Post by Pulpmariachi on Dec 19, 2005 0:08:59 GMT -5
SPOILERS MAY BE PRESENT
If this movie had come out a year or so ago I probably would have lost it.
It really rang close to home. For me.
The Squid and the Whale is the story of a couple who have been married for 17 years, going through a divorce and how it impacts them and their kids and just the overall situation.
Jeff Daniels is a washed-up novelist/professor, just moved out of his house across The Park in New York City. This all takes place in the 80s by the way. He is coping with jealousy for his wife who has recently started writing. She has gotten an article published and is having a novel about to be released, complete with an excerpt of in The New Yorker. Their two sons basically choose sides after (and even before) the divorce. Jesse Eisenberg looks up to his father who he sees as the source of all wisdom and intelligence and whathaveyou. Owen Kline is his younger brother who pretty much likes his mother best.
Divorces are hard things to go through. I remember. It fucking sucked. Parents are constantly bitching at each other (and they do so here) and the kids are probably becoming psycologically unsound (Owen Klien's character takes up masturbation and has taken to wiping his jism all over library books and lockers). People become blindsighted to a person, only focusing on the NEGATIVE.
It's really sad.
So the movie is pretty much about that. Among other things. Jesse whateverhislastnameis's character gets a girlfriend and continues to ask his father for some advice about how to handle women, always getting the same response, "It's probably not best to get tied down at your age."
Laura Linney is writing and dating.
The youngest is, as mentioned before, masturbating in libraries.
Jeff Daniels is starting to have an affair with one of his doting students (played by Anna Paquin).

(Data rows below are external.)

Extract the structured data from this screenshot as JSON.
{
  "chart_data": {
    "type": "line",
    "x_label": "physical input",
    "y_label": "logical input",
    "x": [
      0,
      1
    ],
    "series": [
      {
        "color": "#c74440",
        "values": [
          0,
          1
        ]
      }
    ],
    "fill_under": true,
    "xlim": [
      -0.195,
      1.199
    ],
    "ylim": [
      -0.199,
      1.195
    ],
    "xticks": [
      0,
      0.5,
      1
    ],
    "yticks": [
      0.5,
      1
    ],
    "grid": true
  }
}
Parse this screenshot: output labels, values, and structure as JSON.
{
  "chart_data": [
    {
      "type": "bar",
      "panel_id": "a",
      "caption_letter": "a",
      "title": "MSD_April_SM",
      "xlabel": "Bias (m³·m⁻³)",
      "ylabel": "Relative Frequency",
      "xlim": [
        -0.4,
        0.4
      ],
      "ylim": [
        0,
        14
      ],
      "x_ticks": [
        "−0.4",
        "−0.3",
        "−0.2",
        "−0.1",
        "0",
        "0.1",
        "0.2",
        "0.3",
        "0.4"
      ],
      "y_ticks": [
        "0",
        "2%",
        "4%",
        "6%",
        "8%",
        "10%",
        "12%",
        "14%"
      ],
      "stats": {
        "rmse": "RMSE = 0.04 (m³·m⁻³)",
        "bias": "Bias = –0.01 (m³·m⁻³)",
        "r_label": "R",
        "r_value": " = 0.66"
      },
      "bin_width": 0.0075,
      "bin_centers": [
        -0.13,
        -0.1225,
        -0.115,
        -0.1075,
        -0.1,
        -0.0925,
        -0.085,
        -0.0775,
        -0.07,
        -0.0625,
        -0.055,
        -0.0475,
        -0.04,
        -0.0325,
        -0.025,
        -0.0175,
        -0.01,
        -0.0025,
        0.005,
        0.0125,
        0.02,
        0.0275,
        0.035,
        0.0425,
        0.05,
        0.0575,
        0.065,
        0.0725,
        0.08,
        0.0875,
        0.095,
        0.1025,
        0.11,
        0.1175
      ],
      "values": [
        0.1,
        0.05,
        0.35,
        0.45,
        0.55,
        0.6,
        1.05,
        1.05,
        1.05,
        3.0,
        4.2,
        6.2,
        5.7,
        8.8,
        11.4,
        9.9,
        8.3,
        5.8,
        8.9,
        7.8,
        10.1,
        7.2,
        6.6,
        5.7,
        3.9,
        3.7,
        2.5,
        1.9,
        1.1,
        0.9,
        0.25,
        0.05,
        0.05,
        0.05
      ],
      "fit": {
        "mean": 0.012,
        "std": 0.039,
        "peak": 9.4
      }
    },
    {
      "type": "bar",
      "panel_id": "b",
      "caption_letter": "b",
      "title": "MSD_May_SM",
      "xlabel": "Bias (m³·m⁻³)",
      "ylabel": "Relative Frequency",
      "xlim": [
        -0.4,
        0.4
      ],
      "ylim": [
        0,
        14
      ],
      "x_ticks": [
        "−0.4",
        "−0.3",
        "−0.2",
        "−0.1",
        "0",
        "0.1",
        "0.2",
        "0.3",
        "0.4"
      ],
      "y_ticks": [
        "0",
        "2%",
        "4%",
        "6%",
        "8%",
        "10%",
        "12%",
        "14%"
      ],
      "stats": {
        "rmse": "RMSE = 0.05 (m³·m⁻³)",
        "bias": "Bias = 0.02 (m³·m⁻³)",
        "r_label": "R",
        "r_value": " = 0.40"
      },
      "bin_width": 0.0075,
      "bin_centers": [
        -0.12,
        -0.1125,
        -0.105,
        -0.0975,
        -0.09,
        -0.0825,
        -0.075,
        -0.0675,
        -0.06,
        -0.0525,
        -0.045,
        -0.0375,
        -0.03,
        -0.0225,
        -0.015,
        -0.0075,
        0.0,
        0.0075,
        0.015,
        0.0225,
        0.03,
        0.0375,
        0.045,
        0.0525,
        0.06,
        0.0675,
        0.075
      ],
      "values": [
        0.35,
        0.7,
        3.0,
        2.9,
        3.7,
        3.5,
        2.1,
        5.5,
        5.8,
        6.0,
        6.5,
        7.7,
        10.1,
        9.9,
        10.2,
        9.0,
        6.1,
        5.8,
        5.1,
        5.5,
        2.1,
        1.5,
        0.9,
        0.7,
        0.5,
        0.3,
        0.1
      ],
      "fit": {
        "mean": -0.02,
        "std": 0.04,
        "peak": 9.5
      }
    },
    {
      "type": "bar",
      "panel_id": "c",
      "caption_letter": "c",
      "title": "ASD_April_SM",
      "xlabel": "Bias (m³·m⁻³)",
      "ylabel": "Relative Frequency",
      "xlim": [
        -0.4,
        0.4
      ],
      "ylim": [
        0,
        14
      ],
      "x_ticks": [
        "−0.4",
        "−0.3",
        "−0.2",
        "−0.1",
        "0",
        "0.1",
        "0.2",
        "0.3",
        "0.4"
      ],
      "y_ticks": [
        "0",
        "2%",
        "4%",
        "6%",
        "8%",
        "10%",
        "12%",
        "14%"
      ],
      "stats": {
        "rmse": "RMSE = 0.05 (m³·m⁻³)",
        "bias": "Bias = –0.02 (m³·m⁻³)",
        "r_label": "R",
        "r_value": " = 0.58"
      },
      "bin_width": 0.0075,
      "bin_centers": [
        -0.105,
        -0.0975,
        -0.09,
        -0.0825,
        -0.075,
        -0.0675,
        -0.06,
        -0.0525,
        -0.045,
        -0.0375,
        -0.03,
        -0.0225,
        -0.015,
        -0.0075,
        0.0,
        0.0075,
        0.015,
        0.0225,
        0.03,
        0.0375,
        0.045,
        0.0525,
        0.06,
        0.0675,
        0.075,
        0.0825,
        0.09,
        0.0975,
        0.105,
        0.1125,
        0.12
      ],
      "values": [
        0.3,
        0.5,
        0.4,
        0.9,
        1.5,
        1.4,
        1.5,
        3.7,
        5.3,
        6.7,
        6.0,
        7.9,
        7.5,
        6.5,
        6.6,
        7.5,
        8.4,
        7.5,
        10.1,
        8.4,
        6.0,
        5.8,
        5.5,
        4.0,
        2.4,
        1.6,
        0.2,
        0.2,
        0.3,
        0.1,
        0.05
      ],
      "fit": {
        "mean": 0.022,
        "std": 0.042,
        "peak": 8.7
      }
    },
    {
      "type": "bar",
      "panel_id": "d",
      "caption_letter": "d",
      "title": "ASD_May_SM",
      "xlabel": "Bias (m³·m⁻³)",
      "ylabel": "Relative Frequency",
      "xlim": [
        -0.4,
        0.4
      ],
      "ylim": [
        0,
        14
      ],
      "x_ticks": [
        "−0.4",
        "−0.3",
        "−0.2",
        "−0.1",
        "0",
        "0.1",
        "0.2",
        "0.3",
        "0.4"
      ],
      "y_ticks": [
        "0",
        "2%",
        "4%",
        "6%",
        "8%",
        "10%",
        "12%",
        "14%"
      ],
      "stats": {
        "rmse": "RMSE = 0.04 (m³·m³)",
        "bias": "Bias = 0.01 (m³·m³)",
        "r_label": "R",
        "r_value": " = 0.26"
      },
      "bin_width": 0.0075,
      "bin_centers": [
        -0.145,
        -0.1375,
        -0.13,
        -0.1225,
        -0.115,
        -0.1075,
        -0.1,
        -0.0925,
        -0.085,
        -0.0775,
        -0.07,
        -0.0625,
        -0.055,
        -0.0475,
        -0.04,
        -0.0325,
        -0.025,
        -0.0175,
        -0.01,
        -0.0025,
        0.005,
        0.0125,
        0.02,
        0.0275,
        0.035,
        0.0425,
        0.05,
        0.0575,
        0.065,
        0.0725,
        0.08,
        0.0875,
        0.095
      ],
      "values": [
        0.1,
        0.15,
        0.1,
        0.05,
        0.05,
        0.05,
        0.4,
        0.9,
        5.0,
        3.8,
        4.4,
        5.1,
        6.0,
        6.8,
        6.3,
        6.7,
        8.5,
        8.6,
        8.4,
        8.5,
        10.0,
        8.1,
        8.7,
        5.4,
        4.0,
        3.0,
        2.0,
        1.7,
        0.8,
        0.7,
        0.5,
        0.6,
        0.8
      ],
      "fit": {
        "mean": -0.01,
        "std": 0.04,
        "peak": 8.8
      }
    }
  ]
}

The film is directed by Noah Baumbach who you might remember (or at least this is what I remember him for) as co-writing Wes Anderson's (no big secret, my favorite filmmaker) The Life Aquatic with Steve Zissou. Anderson takes up as being producer on this one and I think I spotted him in a little cameo, but I couldn't be sure.
The entire film is shot hand-held and looks remarkably like an Anderson film (maybe because they share cinematographers--Robert Yeoman) and his presence is known. But this is Baumbach's movie and Baumbach is rather pessimistic.
But it is good. There are laughs throughout and pretty good performances all around. The ending is a bit of a...drop-off, I suppose would be the way to describe it, but overall it was a pretty good movie.
***/****
If this movie had come out a year or so ago I probably would have lost it.
It really rang close to home. For me.
The Squid and the Whale is the story of a couple who have been married for 17 years, going through a divorce and how it impacts them and their kids and just the overall situation.
Jeff Daniels is a washed-up novelist/professor, just moved out of his house across The Park in New York City. This all takes place in the 80s by the way. He is coping with jealousy for his wife who has recently started writing. She has gotten an article published and is having a novel about to be released, complete with an excerpt of in The New Yorker. Their two sons basically choose sides after (and even before) the divorce. Jesse Eisenberg looks up to his father who he sees as the source of all wisdom and intelligence and whathaveyou. Owen Kline is his younger brother who pretty much likes his mother best.
Divorces are hard things to go through. I remember. It fucking sucked. Parents are constantly bitching at each other (and they do so here) and the kids are probably becoming psycologically unsound (Owen Klien's character takes up masturbation and has taken to wiping his jism all over library books and lockers). People become blindsighted to a person, only focusing on the NEGATIVE.
It's really sad.
So the movie is pretty much about that. Among other things. Jesse whateverhislastnameis's character gets a girlfriend and continues to ask his father for some advice about how to handle women, always getting the same response, "It's probably not best to get tied down at your age."
Laura Linney is writing and dating.
The youngest is, as mentioned before, masturbating in libraries.
Jeff Daniels is starting to have an affair with one of his doting students (played by Anna Paquin).
The film is directed by Noah Baumbach who you might remember (or at least this is what I remember him for) as co-writing Wes Anderson's (no big secret, my favorite filmmaker) The Life Aquatic with Steve Zissou. Anderson takes up as being producer on this one and I think I spotted him in a little cameo, but I couldn't be sure.
The entire film is shot hand-held and looks remarkably like an Anderson film (maybe because they share cinematographers--Robert Yeoman) and his presence is known. But this is Baumbach's movie and Baumbach is rather pessimistic.
But it is good. There are laughs throughout and pretty good performances all around. The ending is a bit of a...drop-off, I suppose would be the way to describe it, but overall it was a pretty good movie.